Hilft Dir das weiter?


----------



## jf (11. Apr 2012)

nuclearwinter hat gesagt.:


> Hilft Dir das weiter?


Ich hatte die Seite leider erst nach meiner Frage gefunden - aber es bestehen dazu Restfragen:
Muss ich beim lesen der Datei stets mit read() arbeiten und in deiner Schleife jedes Byte einzeln auslesen?
Aus Effizienzgründen wäre mir das Auslesen in einen Puffer (Byte-Array) lieber - doch hierfür benötige ich die Länge der Datei. Da mir aber _openFileInput()_ nur den Stream liefert, habe ich Schwierigkeiten, die die Größe der Datei zu ermitteln... - Wie macht ihr das?


----------



## schlingel (11. Apr 2012)

Was genau hast du den vor? 

Aber prinzipiell mache ich das schon in einer Schleife in der ich einen Buffer immer wieder vollschreibe und mit den Daten etwas tue.
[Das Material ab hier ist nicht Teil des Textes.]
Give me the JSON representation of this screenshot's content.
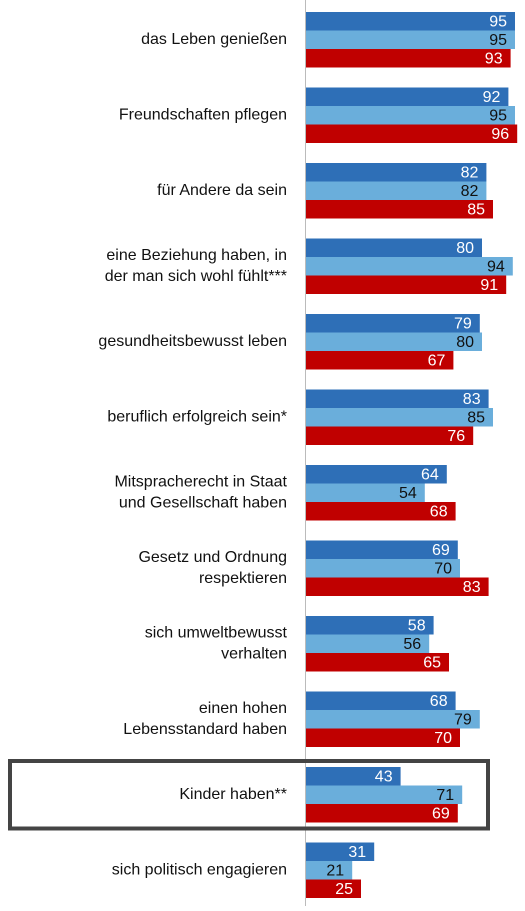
{
  "chart_data": {
    "type": "bar",
    "orientation": "horizontal",
    "categories": [
      [
        "das Leben genießen"
      ],
      [
        "Freundschaften pflegen"
      ],
      [
        "für Andere da sein"
      ],
      [
        "eine Beziehung haben, in",
        "der man sich wohl fühlt***"
      ],
      [
        "gesundheitsbewusst leben"
      ],
      [
        "beruflich erfolgreich sein*"
      ],
      [
        "Mitspracherecht in Staat",
        "und Gesellschaft haben"
      ],
      [
        "Gesetz und Ordnung",
        "respektieren"
      ],
      [
        "sich umweltbewusst",
        "verhalten"
      ],
      [
        "einen hohen",
        "Lebensstandard haben"
      ],
      [
        "Kinder haben**"
      ],
      [
        "sich politisch engagieren"
      ]
    ],
    "series": [
      {
        "color": "#2e6fb7",
        "label_color": "#ffffff",
        "values": [
          95,
          92,
          82,
          80,
          79,
          83,
          64,
          69,
          58,
          68,
          43,
          31
        ]
      },
      {
        "color": "#6aaedb",
        "label_color": "#111111",
        "values": [
          95,
          95,
          82,
          94,
          80,
          85,
          54,
          70,
          56,
          79,
          71,
          21
        ]
      },
      {
        "color": "#c00000",
        "label_color": "#ffffff",
        "values": [
          93,
          96,
          85,
          91,
          67,
          76,
          68,
          83,
          65,
          70,
          69,
          25
        ]
      }
    ],
    "xlim": [
      0,
      100
    ],
    "highlight": 10
  }
}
Hausnummer 1024 byte Buffer oder so etwas.


----------



## jf (11. Apr 2012)

schlingel hat gesagt.:


> Was genau hast du den vor?


Ich möchte Daten über eine XML-Datei persistieren (serialisieren des Menü-Objektes). - Ich würde sagen, sie wird maximal 10k groß.



schlingel hat gesagt.:


> Aber prinzipiell mache ich das schon in einer Schleife in der ich einen Buffer immer wieder vollschreibe und mit den Daten etwas tue. Hausnummer 1024 byte Buffer oder so etwas.


Ok, an der Stelle würde ich sagen, kommt die "goldene Regel" zum Tragen: Optimierung erst wenn es wirklich nötig ist!
Ich wollte nur abklären, ob es nicht doch eine Möglichkeit gibt, die Datei komplett auf einmal einzulesen - ohne, dass eine Schleife nötig wäre...


----------



## Gast2 (11. Apr 2012)

Optimiert finde ich es, wenn man eben nicht alles erst mal in den Speicher müllt, sondern das Häppchenweise macht?! Vielleicht haben wir da ein unterschiedliches Verständnis von optimiert. 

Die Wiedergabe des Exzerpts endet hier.